Contingency and risk – the key to reducing infrastructure projects distress

With an infrastructure boom forcasting some $87bn in capital budget to be spent over four years to 2018-22, project success will be on the radar from a political, societal and shareholder perspective. As the projects we work on continue to get larger and more complex, many major projects will inevitably experience some form of distress.

So how can we mitigate these risks to the project outcome through commercial management?

Contingency is something which is frequently spoken about in project areas like budgets, in schedules, in quantities – but calculating and using it as a process to manage risk is an opportunity that is not often fully realised.

Uncertainty in any of the aforementioned project areas can lead to poor project performance and overruns, yet in many cases the solution is simple – allocate a considered risk allowance from the total and set yourself up for project success!

Identifying risks early in major projects

One of the keys to successful project management in large infrastructure projects is to understand and analyse the risks early on in the project. This can then inform and define the risk profile specific to that project. It doesn’t necessarily need to be an extensive assessment, but rather proportional to the size and complexity of the undertaking and typically in line with the project phase.

The procurement model chosen with which to deliver the project can be a significant factor in enabling the risk to be managed appropiately, and by the right party. Given this is determined in the very early stages of the project life cycle it highlights just how important it is to start thinking about risk management from the outset.

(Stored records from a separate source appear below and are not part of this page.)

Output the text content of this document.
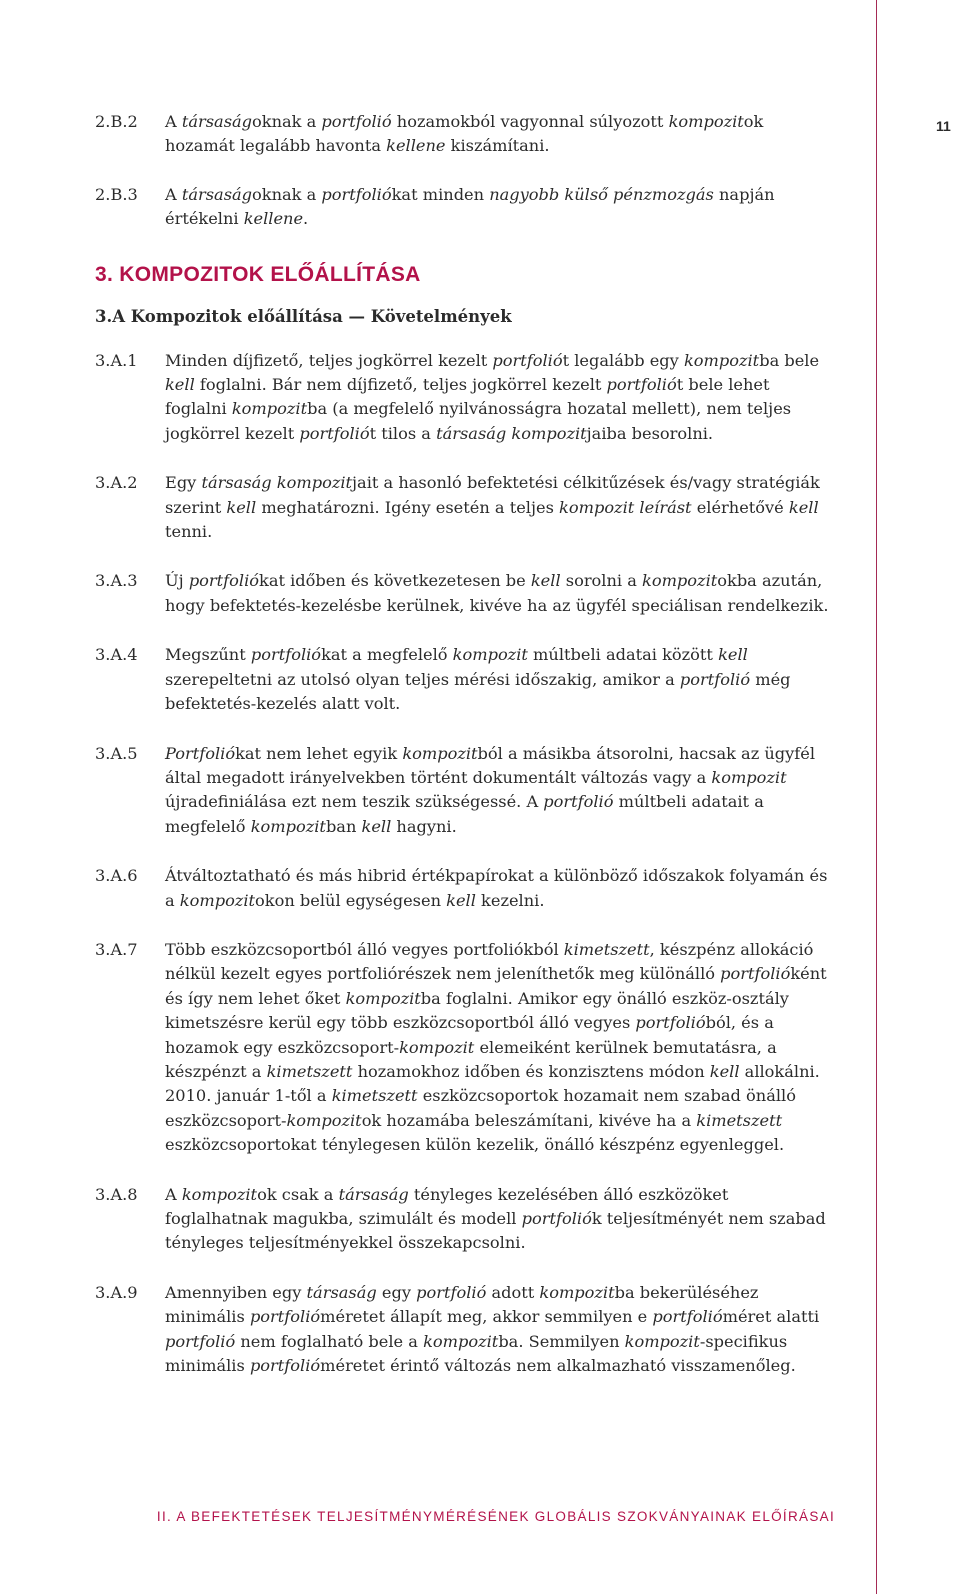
11
2.B.2	A társaságoknak a portfolió hozamokból vagyonnal súlyozott kompozitok hozamát legalább havonta kellene kiszámítani.
2.B.3	A társaságoknak a portfoliókat minden nagyobb külső pénzmozgás napján értékelni kellene.
3. KOMPOZITOK ELŐÁLLÍTÁSA
3.A Kompozitok előállítása — Követelmények
3.A.1	Minden díjfizető, teljes jogkörrel kezelt portfoliót legalább egy kompozitba bele kell foglalni. Bár nem díjfizető, teljes jogkörrel kezelt portfoliót bele lehet foglalni kompozitba (a megfelelő nyilvánosságra hozatal mellett), nem teljes jogkörrel kezelt portfoliót tilos a társaság kompozitjaiba besorolni.
3.A.2	Egy társaság kompozitjait a hasonló befektetési célkitűzések és/vagy stratégiák szerint kell meghatározni. Igény esetén a teljes kompozit leírást elérhetővé kell tenni.
3.A.3	Új portfoliókat időben és következetesen be kell sorolni a kompozitokba azután, hogy befektetés-kezelésbe kerülnek, kivéve ha az ügyfél speciálisan rendelkezik.
3.A.4	Megszűnt portfoliókat a megfelelő kompozit múltbeli adatai között kell szerepeltetni az utolsó olyan teljes mérési időszakig, amikor a portfolió még befektetés-kezelés alatt volt.
3.A.5	Portfoliókat nem lehet egyik kompozitból a másikba átsorolni, hacsak az ügyfél által megadott irányelvekben történt dokumentált változás vagy a kompozit újradefiniálása ezt nem teszik szükségessé. A portfolió múltbeli adatait a megfelelő kompozitban kell hagyni.
3.A.6	Átváltoztatható és más hibrid értékpapírokat a különböző időszakok folyamán és a kompozitokon belül egységesen kell kezelni.
3.A.7	Több eszközcsoportból álló vegyes portfoliókból kimetszett, készpénz allokáció nélkül kezelt egyes portfoliórészek nem jeleníthetők meg különálló portfolióként és így nem lehet őket kompozitba foglalni. Amikor egy önálló eszköz-osztály kimetszésre kerül egy több eszközcsoportból álló vegyes portfolióból, és a hozamok egy eszközcsoport-kompozit elemeiként kerülnek bemutatásra, a készpénzt a kimetszett hozamokhoz időben és konzisztens módon kell allokálni. 2010. január 1-től a kimetszett eszközcsoportok hozamait nem szabad önálló eszközcsoport-kompozitok hozamába beleszámítani, kivéve ha a kimetszett eszközcsoportokat ténylegesen külön kezelik, önálló készpénz egyenleggel.
3.A.8	A kompozitok csak a társaság tényleges kezelésében álló eszközöket foglalhatnak magukba, szimulált és modell portfoliók teljesítményét nem szabad tényleges teljesítményekkel összekapcsolni.
3.A.9	Amennyiben egy társaság egy portfolió adott kompozitba bekerüléséhez minimális portfolióméretet állapít meg, akkor semmilyen e portfolióméret alatti portfolió nem foglalható bele a kompozitba. Semmilyen kompozit-specifikus minimális portfolióméretet érintő változás nem alkalmazható visszamenőleg.
II. A BEFEKTETÉSEK TELJESÍTMÉNYMÉRÉSÉNEK GLOBÁLIS SZOKVÁNYAINAK ELŐÍRÁSAI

Procurement and dynamic contingency assessment

With the risk profile being understood, appropriate and informed decisions can be made about how the project is managed and delivered. Both the client and the contractors have a part to play however, above all, the client’s needs and how these will be best addressed have to be considered. It is essential that the balance between performance type requirements and presciptive requirements is well-thought-out, particularly how they are reflected in the various procurement models.

Once the project team, client, contractor or other, has stopped to think about the risks that might affect the outturn position, appropriate controls and measures can be put in place to help mitigate the impact, should they occur. As the risk profile is dynamic, continual review and reflection helps maintain an accurate, appropriate and up to date contingency allocation based on qualitative analysis.

Breaking down risk in smaller projects

Now if we think this is common place on large multi-disciplinary projects, what of the smaller ones? The projects that can overrun a budget by 100% in a matter of weeks. By breaking down the commercial risk process to something that is easy to understand, easy to manage and most importantly, easy to appreciate the benefits, we are on the way to a higher standard of commercial acumen and better project performance. By considering who is best placed to manage the risk and then using hightened influence at the beginning of a project, the outcome can be put on a solid footing for success.

Reducing distress - the future for Australia’s infrastructure market

Consideration of the current infrastructure market, the procurement models being applied and the rigour in which risks are analysed must be taken into consideration so we can start to discuss what is optimal for the best project outcome. The trends of distress  evident on some projects may be able to be mitigated before design starts. Combine this with good commercial risk modelling and some of the very common risks such as 3rd party requirements, ground conditions and existing utilities can be put on the table and worked though with all parties instead of through variations.

I look forward to tackling this topic in more detail at the Risk Engineering and Project Controls Conference this week, and to hearing from the outstanding line up of speakers.